The third glimmer of hope is the gradual recovery of the price of crude oil at the international market. Last week, the price hit $50 dollars per barrel. Though there is irony to this, because the supply disruption in Nigeria is said to have contributed to this price recovery, With a budgeted price of $38, it means that Nigeria can begin to accumulate excess crude income and perhaps have an accretion in foreign reserves. If this situation is sustained for a reasonable period, the battered Naira may begin to appreciate.
Fourthly, after all the drama and avoidable delays, the reflationary N6.06 trn budget has been passed and I believe the Federal Government is about to inject huge sums of money into the economy. I can see contractors being paid and the road  and rail projects resuming. Both the capital projects and the taunted special social projects should complement these new policy shifts and get the economic wheels spinning at faster speed.
For me these developments give something to cheer. I want to congratulate all those who have worked hard to convince President Buhari that the “command and control “economic management regime was outdated.

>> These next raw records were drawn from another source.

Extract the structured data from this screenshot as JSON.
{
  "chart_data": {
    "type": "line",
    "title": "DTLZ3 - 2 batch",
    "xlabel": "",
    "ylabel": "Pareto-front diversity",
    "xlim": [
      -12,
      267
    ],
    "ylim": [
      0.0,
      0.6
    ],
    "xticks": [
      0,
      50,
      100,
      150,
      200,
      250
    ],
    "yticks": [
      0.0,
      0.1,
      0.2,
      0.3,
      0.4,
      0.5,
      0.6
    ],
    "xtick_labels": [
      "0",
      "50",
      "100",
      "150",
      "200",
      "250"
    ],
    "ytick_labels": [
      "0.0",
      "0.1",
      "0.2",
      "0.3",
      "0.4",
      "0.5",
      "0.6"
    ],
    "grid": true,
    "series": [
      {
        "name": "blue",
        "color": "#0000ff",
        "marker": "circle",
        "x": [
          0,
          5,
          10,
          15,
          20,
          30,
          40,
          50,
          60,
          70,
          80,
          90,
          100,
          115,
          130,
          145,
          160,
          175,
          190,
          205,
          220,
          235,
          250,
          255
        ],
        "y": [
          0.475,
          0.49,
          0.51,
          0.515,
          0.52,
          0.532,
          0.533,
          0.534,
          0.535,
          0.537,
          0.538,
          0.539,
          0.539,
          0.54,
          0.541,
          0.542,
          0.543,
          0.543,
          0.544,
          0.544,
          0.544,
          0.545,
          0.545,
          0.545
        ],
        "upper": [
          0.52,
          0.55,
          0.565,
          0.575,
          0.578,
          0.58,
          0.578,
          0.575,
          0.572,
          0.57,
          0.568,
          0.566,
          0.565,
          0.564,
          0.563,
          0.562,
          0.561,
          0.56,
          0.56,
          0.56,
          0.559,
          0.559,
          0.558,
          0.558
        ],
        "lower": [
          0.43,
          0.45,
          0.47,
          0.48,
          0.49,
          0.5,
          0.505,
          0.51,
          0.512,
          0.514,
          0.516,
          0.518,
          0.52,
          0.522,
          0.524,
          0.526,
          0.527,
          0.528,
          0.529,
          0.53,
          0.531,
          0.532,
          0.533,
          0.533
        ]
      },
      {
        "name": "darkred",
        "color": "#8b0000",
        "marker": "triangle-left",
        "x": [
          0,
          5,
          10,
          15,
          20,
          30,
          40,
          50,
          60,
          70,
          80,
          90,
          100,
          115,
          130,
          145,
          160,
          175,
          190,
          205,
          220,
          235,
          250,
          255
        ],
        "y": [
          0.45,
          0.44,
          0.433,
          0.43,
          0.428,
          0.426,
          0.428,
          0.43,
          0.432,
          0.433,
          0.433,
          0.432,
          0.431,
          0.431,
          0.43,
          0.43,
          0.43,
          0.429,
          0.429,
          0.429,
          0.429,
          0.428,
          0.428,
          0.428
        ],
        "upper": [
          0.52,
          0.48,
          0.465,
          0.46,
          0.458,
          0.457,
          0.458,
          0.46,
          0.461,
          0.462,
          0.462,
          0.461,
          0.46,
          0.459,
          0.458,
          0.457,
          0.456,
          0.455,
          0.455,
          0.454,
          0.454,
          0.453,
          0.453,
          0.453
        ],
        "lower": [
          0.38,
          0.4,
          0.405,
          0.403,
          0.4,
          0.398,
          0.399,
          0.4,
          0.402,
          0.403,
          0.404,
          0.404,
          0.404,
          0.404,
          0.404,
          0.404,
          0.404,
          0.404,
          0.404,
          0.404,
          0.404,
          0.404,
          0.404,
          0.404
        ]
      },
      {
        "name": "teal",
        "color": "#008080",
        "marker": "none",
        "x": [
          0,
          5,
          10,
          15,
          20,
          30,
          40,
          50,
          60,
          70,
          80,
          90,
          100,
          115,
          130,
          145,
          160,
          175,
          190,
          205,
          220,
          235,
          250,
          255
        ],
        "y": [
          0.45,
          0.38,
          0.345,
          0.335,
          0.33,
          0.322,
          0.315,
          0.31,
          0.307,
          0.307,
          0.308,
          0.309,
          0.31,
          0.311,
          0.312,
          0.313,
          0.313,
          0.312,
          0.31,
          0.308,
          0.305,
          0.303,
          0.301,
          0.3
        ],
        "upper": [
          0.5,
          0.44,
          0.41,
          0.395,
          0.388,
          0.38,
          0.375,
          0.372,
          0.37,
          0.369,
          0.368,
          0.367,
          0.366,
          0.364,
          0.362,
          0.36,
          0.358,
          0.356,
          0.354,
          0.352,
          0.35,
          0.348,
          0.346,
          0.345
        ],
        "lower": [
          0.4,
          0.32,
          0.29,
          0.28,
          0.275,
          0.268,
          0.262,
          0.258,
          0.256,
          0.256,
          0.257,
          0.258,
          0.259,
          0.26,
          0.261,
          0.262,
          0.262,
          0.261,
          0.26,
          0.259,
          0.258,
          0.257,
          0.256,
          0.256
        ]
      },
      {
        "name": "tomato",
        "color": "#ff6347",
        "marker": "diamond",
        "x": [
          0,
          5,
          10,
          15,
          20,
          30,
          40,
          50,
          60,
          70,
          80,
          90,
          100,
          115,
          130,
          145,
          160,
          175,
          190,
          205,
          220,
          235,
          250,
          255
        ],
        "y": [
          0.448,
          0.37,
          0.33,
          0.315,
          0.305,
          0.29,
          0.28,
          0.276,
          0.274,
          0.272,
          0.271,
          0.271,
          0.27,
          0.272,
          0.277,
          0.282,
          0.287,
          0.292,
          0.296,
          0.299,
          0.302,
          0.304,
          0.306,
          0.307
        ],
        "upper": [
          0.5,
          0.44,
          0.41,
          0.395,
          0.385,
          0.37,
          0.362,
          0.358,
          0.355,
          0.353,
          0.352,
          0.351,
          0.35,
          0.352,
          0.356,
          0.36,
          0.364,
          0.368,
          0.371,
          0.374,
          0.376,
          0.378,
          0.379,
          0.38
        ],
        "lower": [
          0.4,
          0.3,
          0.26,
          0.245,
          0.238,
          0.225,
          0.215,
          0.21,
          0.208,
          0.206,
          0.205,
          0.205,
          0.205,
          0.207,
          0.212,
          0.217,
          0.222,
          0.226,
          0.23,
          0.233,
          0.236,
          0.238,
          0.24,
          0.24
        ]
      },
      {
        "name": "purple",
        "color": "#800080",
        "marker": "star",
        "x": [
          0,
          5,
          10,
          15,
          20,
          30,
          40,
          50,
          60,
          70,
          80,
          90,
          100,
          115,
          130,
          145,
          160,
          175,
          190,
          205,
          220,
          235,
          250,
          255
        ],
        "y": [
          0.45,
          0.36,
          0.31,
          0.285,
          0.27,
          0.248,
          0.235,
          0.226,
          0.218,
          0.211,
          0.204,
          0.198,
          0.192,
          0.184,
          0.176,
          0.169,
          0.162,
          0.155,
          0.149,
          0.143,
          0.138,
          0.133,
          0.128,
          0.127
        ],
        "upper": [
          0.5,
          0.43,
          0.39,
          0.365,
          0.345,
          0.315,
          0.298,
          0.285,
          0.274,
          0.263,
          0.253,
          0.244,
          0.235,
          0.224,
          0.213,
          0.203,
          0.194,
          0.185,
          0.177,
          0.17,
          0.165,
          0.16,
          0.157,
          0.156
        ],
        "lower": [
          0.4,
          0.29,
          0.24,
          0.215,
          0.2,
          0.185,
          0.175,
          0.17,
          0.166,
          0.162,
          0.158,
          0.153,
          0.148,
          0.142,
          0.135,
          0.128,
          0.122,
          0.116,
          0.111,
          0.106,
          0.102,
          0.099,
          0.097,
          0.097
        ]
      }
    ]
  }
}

It is certain that we still have a very long road to travel before the economy is revived, but we must remain steadfast. The President’s gaze must shift squarely to the economy in the second year of his tenure. As for the political and security eruptions, that threaten our sustained recovery,particularly the return of the militants in the Niger Delta, the government needs to engage Nigerians. This must be sincere engagement, devoid of propaganda and sophistry. I have repeatedly drawn attention to the fact that we need a department of HOME LAND SECURITY AND NATIONAL UNITY to undertake a painstaking and holistic effort to unite this Nation. From Boko Haram to MASSOB to IPOD to Fulani Herdsmen to Ekiti Hunters and now to the NDA( Niger Delta Avengers) and the Red Egbesu Sea Lions, something is fundamentally wrong with our polity. It no longer matters who caused it. President Buhari and the APC must pay attention to this suggestion. The government must do its utmost to give every Nigerian a sense of  belonging and ensure equity, Justice and fairplay. I strongly believe that the government must pay attention to the report of the 2014 National Conference. Many of the leaders of APC were once ardent proponents of restructuring of the country through a National Sovereign Conference.They were Leaders in PRONACO. I am surprised that they have gone cold on these matters.  Let us learn to be proactive. If we were proactive in 1967, and implemented the ABURI Accord, perhaps we would  have averted the civil war. My prayer is that no action or omission should extinguish these glimmers of hope for an incipient economic revival.